Two congressmen in the Florida delegation have teamed up to call for the National Institute of Standards and Technology (NIST) to create a data clearinghouse for composite building materials.
Last week, U.S. Rep. Daniel Webster, R-Fla., showcased his “NIST Creation of Composite Standards Act” which has U.S. Rep. Bill Posey, R-Fla., as a cosponsor. Other backers include U.S. Rep. Chellie Pingree, D-Maine, and U.S. Rep. Jerry McNerney, D-Calif.
Webster offered the rationale behind the proposal, pointing to the key role infrastructure plays in the Sunshine State.

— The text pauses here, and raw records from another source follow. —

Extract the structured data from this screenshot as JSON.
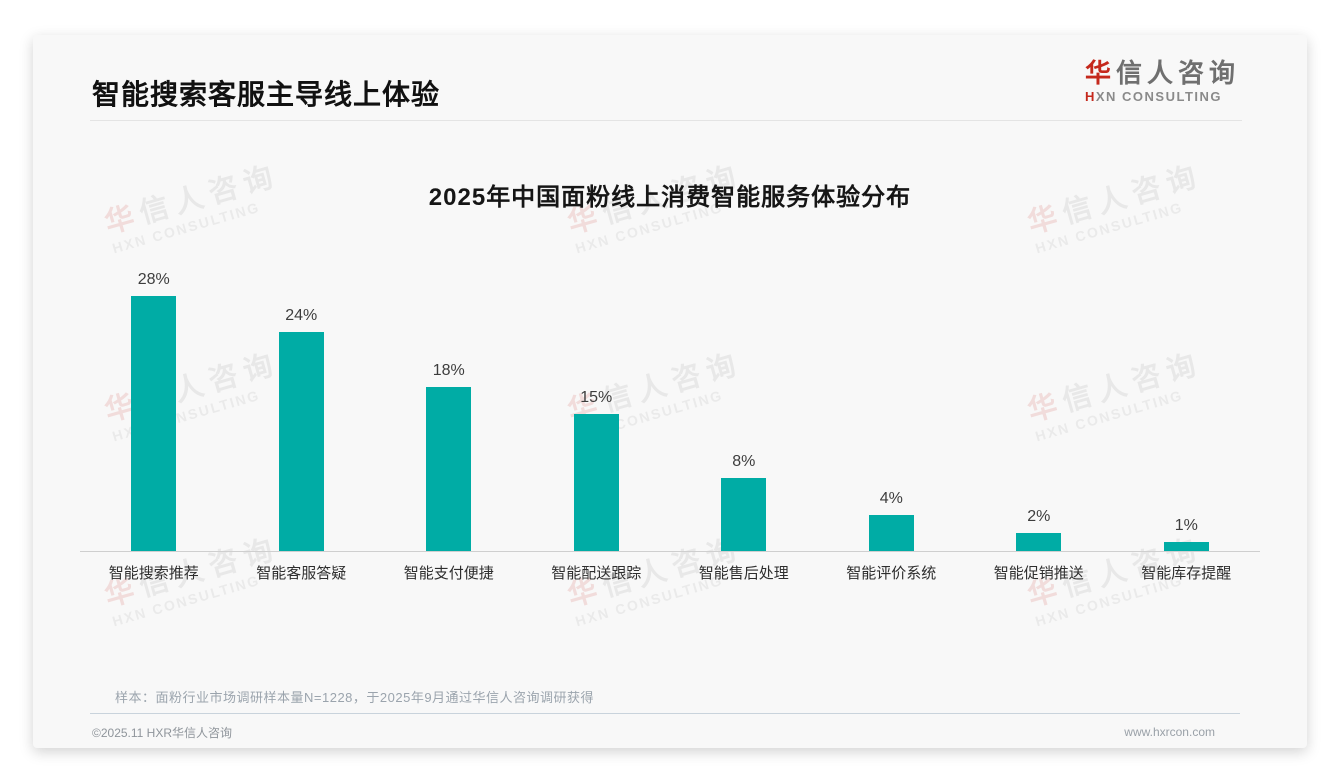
{
  "header": {
    "title": "智能搜索客服主导线上体验"
  },
  "logo": {
    "zh_accent": "华",
    "zh_rest": "信人咨询",
    "en_accent": "H",
    "en_rest": "XN CONSULTING"
  },
  "watermark": {
    "zh_accent": "华",
    "zh_rest": "信人咨询",
    "en": "HXN CONSULTING"
  },
  "chart_data": {
    "type": "bar",
    "title": "2025年中国面粉线上消费智能服务体验分布",
    "categories": [
      "智能搜索推荐",
      "智能客服答疑",
      "智能支付便捷",
      "智能配送跟踪",
      "智能售后处理",
      "智能评价系统",
      "智能促销推送",
      "智能库存提醒"
    ],
    "values": [
      28,
      24,
      18,
      15,
      8,
      4,
      2,
      1
    ],
    "value_labels": [
      "28%",
      "24%",
      "18%",
      "15%",
      "8%",
      "4%",
      "2%",
      "1%"
    ],
    "unit": "%",
    "bar_color": "#00ACA5",
    "xlabel": "",
    "ylabel": "",
    "ylim": [
      0,
      28
    ],
    "grid": false,
    "legend": false
  },
  "footnote": "样本：面粉行业市场调研样本量N=1228，于2025年9月通过华信人咨询调研获得",
  "footer": {
    "left": "©2025.11 HXR华信人咨询",
    "right": "www.hxrcon.com"
  },
  "colors": {
    "bar": "#00ACA5",
    "logo_accent": "#C5281C",
    "card_bg": "#F8F8F8"
  }
}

“Infrastructure is critical to Florida’s economy, which is dependent on moving goods and people efficiency and effectively,” Webster said. “Composites can help reduce construction costs and timeline and decrease the overall lifecycle costs associated with maintenance and repair. This helps maximize the value of every infrastructure dollar. Allowing NIST to conduct this vital research and establish nationally accepted composite standards will permit contractors and businesses to make the best decision for Americans and our country.”

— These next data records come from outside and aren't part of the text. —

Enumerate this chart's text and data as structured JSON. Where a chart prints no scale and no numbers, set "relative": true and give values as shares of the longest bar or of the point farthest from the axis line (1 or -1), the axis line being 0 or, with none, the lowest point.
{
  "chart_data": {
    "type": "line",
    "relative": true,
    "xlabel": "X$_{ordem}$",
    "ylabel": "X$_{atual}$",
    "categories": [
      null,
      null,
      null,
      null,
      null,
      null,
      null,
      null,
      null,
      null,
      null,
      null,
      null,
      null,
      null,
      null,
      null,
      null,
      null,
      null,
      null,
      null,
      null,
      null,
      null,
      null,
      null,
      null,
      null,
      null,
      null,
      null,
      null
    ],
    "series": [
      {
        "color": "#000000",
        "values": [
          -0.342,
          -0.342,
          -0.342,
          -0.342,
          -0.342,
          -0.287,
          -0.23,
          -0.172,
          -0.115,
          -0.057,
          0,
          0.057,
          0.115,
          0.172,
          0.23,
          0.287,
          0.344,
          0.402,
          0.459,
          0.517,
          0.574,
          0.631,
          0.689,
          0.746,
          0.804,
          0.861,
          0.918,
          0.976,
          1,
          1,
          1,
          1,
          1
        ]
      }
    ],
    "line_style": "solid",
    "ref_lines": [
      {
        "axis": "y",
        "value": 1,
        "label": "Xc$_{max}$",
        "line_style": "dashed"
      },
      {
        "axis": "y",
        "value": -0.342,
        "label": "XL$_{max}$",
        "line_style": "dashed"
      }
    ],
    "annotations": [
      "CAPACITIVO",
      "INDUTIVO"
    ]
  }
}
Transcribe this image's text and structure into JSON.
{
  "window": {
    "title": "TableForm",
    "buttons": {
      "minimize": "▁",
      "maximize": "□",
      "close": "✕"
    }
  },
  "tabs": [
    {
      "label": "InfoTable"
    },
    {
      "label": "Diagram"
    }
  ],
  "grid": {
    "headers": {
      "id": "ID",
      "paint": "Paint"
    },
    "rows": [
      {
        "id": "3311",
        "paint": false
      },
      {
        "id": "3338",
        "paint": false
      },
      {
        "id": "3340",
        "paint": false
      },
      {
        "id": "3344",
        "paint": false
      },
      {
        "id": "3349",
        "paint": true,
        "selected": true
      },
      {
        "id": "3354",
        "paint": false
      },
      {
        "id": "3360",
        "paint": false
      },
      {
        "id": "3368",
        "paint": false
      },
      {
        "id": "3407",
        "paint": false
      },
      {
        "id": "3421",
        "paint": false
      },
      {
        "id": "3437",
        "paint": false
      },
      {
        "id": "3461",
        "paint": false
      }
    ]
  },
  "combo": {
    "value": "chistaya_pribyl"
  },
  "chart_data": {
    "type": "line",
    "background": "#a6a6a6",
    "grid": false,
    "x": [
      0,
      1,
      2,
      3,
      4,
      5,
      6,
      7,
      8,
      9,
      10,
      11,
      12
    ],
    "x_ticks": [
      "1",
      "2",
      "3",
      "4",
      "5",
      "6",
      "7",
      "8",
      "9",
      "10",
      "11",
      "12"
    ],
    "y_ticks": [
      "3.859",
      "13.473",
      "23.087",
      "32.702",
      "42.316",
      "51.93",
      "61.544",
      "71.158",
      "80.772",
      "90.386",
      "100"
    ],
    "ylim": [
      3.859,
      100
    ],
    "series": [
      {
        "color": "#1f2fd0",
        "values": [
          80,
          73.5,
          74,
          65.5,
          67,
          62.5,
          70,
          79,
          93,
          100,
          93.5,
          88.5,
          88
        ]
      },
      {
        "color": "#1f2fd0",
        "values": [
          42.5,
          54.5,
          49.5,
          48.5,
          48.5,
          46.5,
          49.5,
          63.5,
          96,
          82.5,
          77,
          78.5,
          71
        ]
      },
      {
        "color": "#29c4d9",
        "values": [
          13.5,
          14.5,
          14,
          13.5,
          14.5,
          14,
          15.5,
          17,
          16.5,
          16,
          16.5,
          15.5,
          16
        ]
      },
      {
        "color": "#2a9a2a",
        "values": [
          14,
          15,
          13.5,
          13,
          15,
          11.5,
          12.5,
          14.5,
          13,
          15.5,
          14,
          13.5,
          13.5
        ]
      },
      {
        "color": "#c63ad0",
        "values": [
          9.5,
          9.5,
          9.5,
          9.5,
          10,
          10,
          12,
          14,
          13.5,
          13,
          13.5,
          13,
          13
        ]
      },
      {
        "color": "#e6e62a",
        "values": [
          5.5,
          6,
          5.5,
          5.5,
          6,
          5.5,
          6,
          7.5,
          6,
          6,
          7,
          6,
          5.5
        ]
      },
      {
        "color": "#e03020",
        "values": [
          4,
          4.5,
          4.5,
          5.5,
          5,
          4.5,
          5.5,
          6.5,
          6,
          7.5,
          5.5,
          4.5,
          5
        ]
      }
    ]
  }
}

“Composite materials are currently used for everyday purposes such as constructing bridges, watercraft, airplanes, sea walls, buildings, and much more. Use of these materials allow us to build more resilient products that maintain a higher resistance to many of the environmental factors that deteriorate traditional building materials. This bill will provide the standards needed to guide future composite material projects. NIST presently defines composite materials as, ‘polymers strengthened with fibers or other additives,’” Webster’s office noted.
The bill was sent to the U.S. House Science, Space, and Technology Committee last week. So far, there is no companion measure over in the U.S. Senate.